技術領域 / Technology Area

【横断技術領域 / Cross-Technology Area】(主 / Main)加工・デバイスプロセス/Nanofabrication(副 / Sub)計測・分析/Advanced Characterization

【重要技術領域 / Important Technology Area】(主 / Main)高度なデバイス機能の発現を可能とするマテリアル/Materials allowing high-level device functions to be performed(副 / Sub)-

キーワード / Keywords

メタサーフェス,ホログラム,電子顕微鏡/ Electronic microscope,メタマテリアル/ Metamaterial,光デバイス/ Optical Device,電子線リソグラフィ/ EB lithography,膜加工・エッチング/ Film processing/etching


利用者と利用形態 / User and Support Type

利用者名(課題申請者)/ User Name (Project Applicant)

岩見 健太郎

所属名 / Affiliation

東京農工大学工学部機械システム工学科

共同利用者氏名 / Names of Collaborators in Other Institutes Than Hub and Spoke Institutes

山口眞和,別府純平,小野澤たまき

ARIM実施機関支援担当者 / Names of Collaborators in The Hub and Spoke Institutes

藤原誠

利用形態 / Support Type

(主 / Main)機器利用/Equipment Utilization(副 / Sub)-


利用した主な設備 / Equipment Used in This Project

UT-503:超高速大面積電子線描画装置
UT-603:汎用高品位ICPエッチング装置
UT-800:クリーンドラフト潤沢超純水付
UT-855:高精細電子顕微鏡
UT-850:形状・膜厚・電気特性評価装置群


報告書データ / Report

概要(目的・用途・実施内容)/ Abstract (Aim, Use Applications and Contents)

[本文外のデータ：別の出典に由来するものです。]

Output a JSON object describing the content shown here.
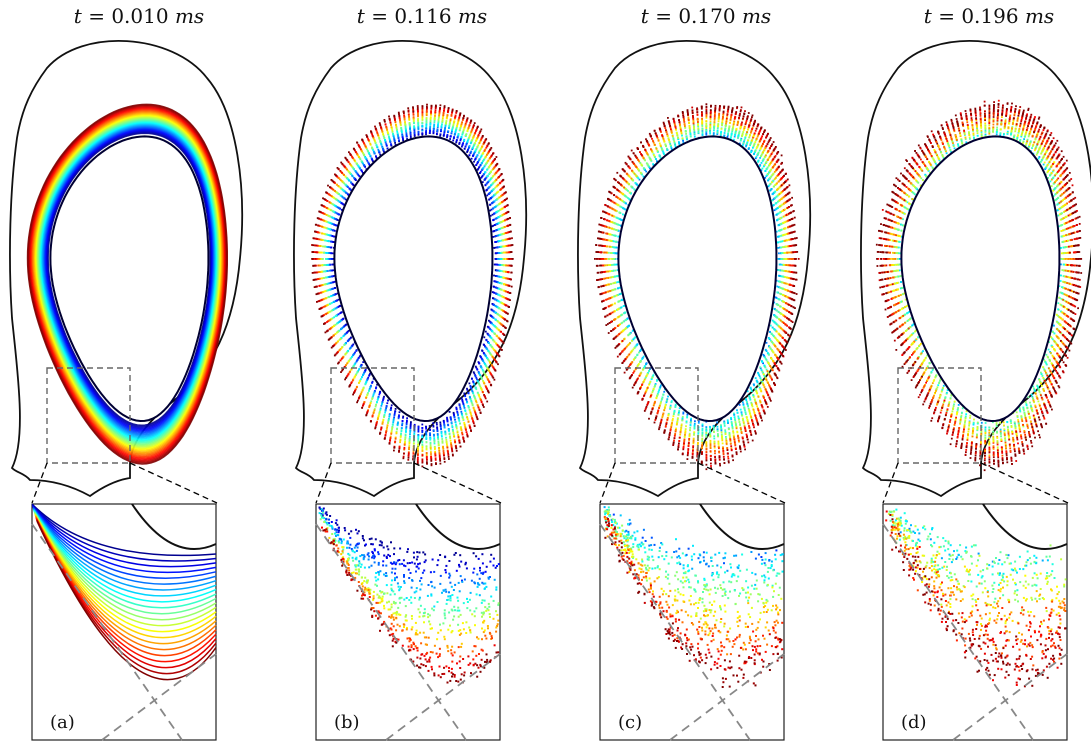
{
  "panels": [
    {
      "time_var": "t",
      "time_eq": " = ",
      "time_value": "0.010",
      "time_unit": "ms",
      "label": "(a)",
      "spread": 0.0,
      "minHue": 0.0
    },
    {
      "time_var": "t",
      "time_eq": " = ",
      "time_value": "0.116",
      "time_unit": "ms",
      "label": "(b)",
      "spread": 0.35,
      "minHue": 0.0
    },
    {
      "time_var": "t",
      "time_eq": " = ",
      "time_value": "0.170",
      "time_unit": "ms",
      "label": "(c)",
      "spread": 0.65,
      "minHue": 0.25
    },
    {
      "time_var": "t",
      "time_eq": " = ",
      "time_value": "0.196",
      "time_unit": "ms",
      "label": "(d)",
      "spread": 1.0,
      "minHue": 0.35
    }
  ],
  "colors": {
    "wall": "#111111",
    "separatrix": "#888888",
    "zoom_box": "#666666",
    "colormap": [
      "#00008f",
      "#0000ff",
      "#00ffff",
      "#ffff00",
      "#ff0000",
      "#800000"
    ]
  }
}
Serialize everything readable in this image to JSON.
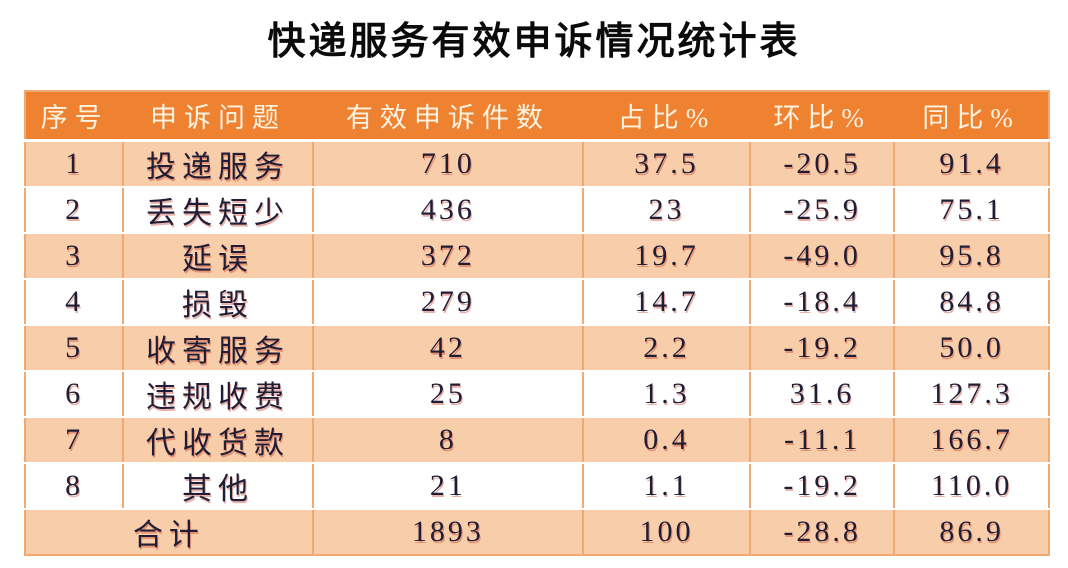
{
  "title": "快递服务有效申诉情况统计表",
  "colors": {
    "header_bg": "#ef8230",
    "header_text": "#fdf3e2",
    "row_alt_bg": "#f8cda9",
    "row_bg": "#ffffff",
    "grid": "#f2a873",
    "body_text": "#201d36",
    "text_shadow_red": "#c42f1d",
    "title_text": "#0b0b0b"
  },
  "table": {
    "headers": [
      "序号",
      "申诉问题",
      "有效申诉件数",
      "占比%",
      "环比%",
      "同比%"
    ],
    "rows": [
      {
        "no": "1",
        "issue": "投递服务",
        "count": "710",
        "share": "37.5",
        "mom": "-20.5",
        "yoy": "91.4"
      },
      {
        "no": "2",
        "issue": "丢失短少",
        "count": "436",
        "share": "23",
        "mom": "-25.9",
        "yoy": "75.1"
      },
      {
        "no": "3",
        "issue": "延误",
        "count": "372",
        "share": "19.7",
        "mom": "-49.0",
        "yoy": "95.8"
      },
      {
        "no": "4",
        "issue": "损毁",
        "count": "279",
        "share": "14.7",
        "mom": "-18.4",
        "yoy": "84.8"
      },
      {
        "no": "5",
        "issue": "收寄服务",
        "count": "42",
        "share": "2.2",
        "mom": "-19.2",
        "yoy": "50.0"
      },
      {
        "no": "6",
        "issue": "违规收费",
        "count": "25",
        "share": "1.3",
        "mom": "31.6",
        "yoy": "127.3"
      },
      {
        "no": "7",
        "issue": "代收货款",
        "count": "8",
        "share": "0.4",
        "mom": "-11.1",
        "yoy": "166.7"
      },
      {
        "no": "8",
        "issue": "其他",
        "count": "21",
        "share": "1.1",
        "mom": "-19.2",
        "yoy": "110.0"
      }
    ],
    "total": {
      "label": "合计",
      "count": "1893",
      "share": "100",
      "mom": "-28.8",
      "yoy": "86.9"
    }
  },
  "chart_data": {
    "type": "table",
    "title": "快递服务有效申诉情况统计表",
    "columns": [
      "序号",
      "申诉问题",
      "有效申诉件数",
      "占比%",
      "环比%",
      "同比%"
    ],
    "rows": [
      [
        1,
        "投递服务",
        710,
        37.5,
        -20.5,
        91.4
      ],
      [
        2,
        "丢失短少",
        436,
        23,
        -25.9,
        75.1
      ],
      [
        3,
        "延误",
        372,
        19.7,
        -49.0,
        95.8
      ],
      [
        4,
        "损毁",
        279,
        14.7,
        -18.4,
        84.8
      ],
      [
        5,
        "收寄服务",
        42,
        2.2,
        -19.2,
        50.0
      ],
      [
        6,
        "违规收费",
        25,
        1.3,
        31.6,
        127.3
      ],
      [
        7,
        "代收货款",
        8,
        0.4,
        -11.1,
        166.7
      ],
      [
        8,
        "其他",
        21,
        1.1,
        -19.2,
        110.0
      ]
    ],
    "total_row": [
      "合计",
      1893,
      100,
      -28.8,
      86.9
    ],
    "layout": {
      "zebra_striping": true,
      "header_style": "orange-with-white-text",
      "alt_row_color": "#f8cda9"
    }
  }
}
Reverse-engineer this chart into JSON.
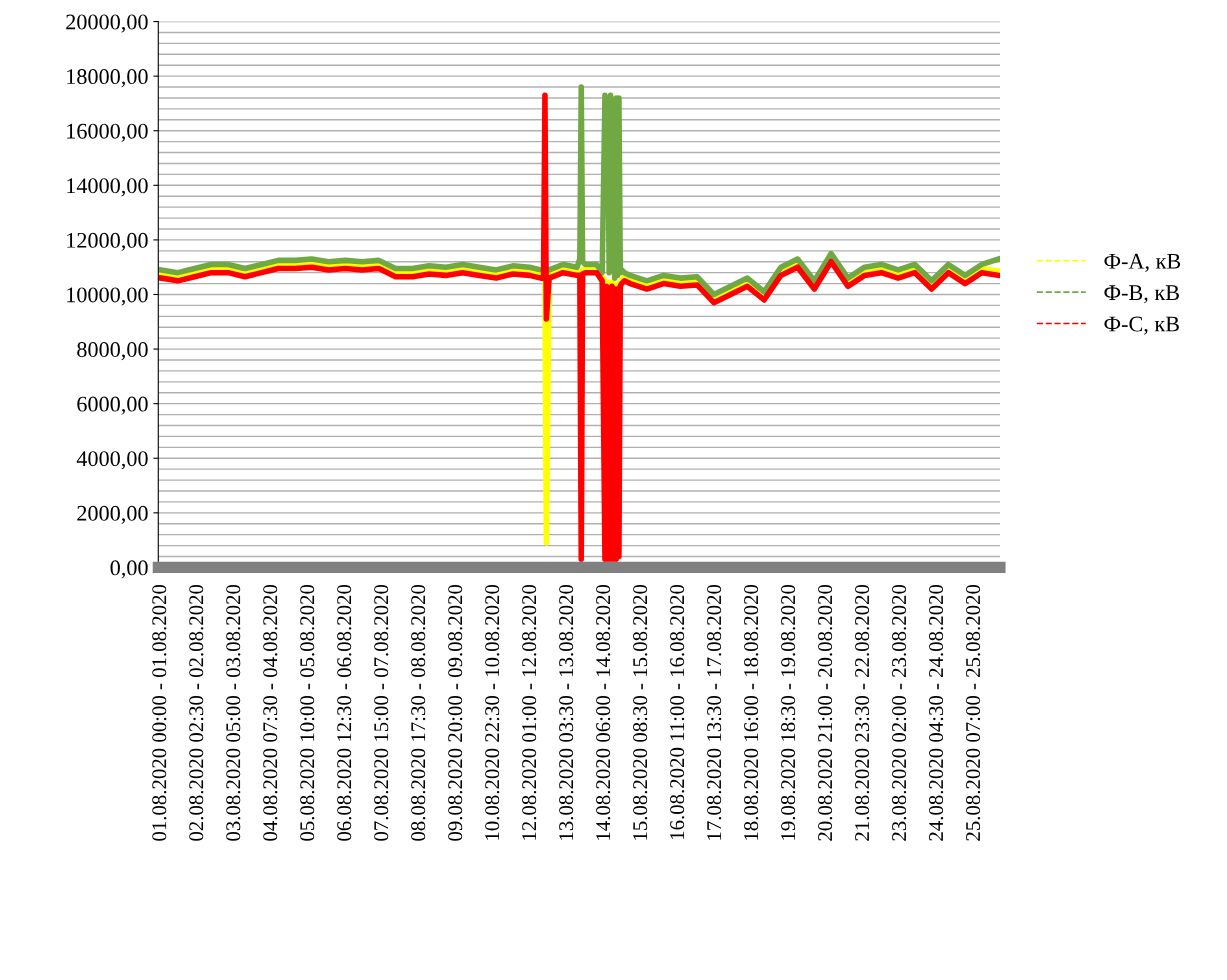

本研究開発では,広視域角で観察可能なマルチカラーホログラフィックアニメーションの実現を目標として,窒化シリコン(SiN)を用いた高透過率なメタサーフェスホログラムの製作を行った.図1のようにメタサーフェスホログラムの構造は,任意のホログラムの位相分布を再現するように,入射光を位相変調する様々な幅をもつ正八角柱のSiNナノピラーが正方格子状に配列されている.像観察においてホログラムをのぞきこんで肉眼で投影像を観察するためには,ホログラムの大面積化が課題となる.超高速電子線描画装置を利用することで,ホログラムの位相分布を16384x16384 pxの膨大な数のナノピラーで再現するメタサーフェスホログラムの製作を可能とした.また,製作したメタサーフェスの構造評価を走査型電子顕微鏡によって評価した.

実験 / Experimental

表面に1625 nmの窒化シリコンをスパッタリング製膜した2 cm角の石英ガラス基板にポジ型の共用EBレジストZEP-520A-7を使用してARIM東京大学武田クリーンルームに設置されている超高速大面積電子線描画装置(F7000S)でパターンを描画し,蒸着・リフトオフを行ったのち,汎用ICPエッチング装置(NE-550)を使用した製作を行った.構造観察は形状・膜厚・電気特性評価装置(Tohospec3100),高精細電子顕微鏡(Regulus8230)で行った.

結果と考察 / Results and Discussion

図2のように,製作したホログラムに可視光(450 nm, 532 nm, 638 nm)を入射してホログラムをのぞきこむことで,肉眼観察可能な3D像の投影を実現した.図1に示す撮影したSEM像より,垂直性の高いSiNナノ柱の製作に成功したといえる.平均柱高さは1724 nm,ホログラムの平均透過率は83%,0次光を除いた平均回折効率は95%であった.波長450 nmの投影像が不明瞭であり,これはホログラムの位相分布の再現に用いるSiNナノピラーの柱幅の種類が少なく位相分布の再現性が低いことが原因と考えられる.しかし2Dメタサーフェスホログラムでは同程度の柱種類で十分に鮮明な像が投影可能であることから,これが3Dメタサーフェスホログラムに特有な現象かどうか等を明らかにする必要がある.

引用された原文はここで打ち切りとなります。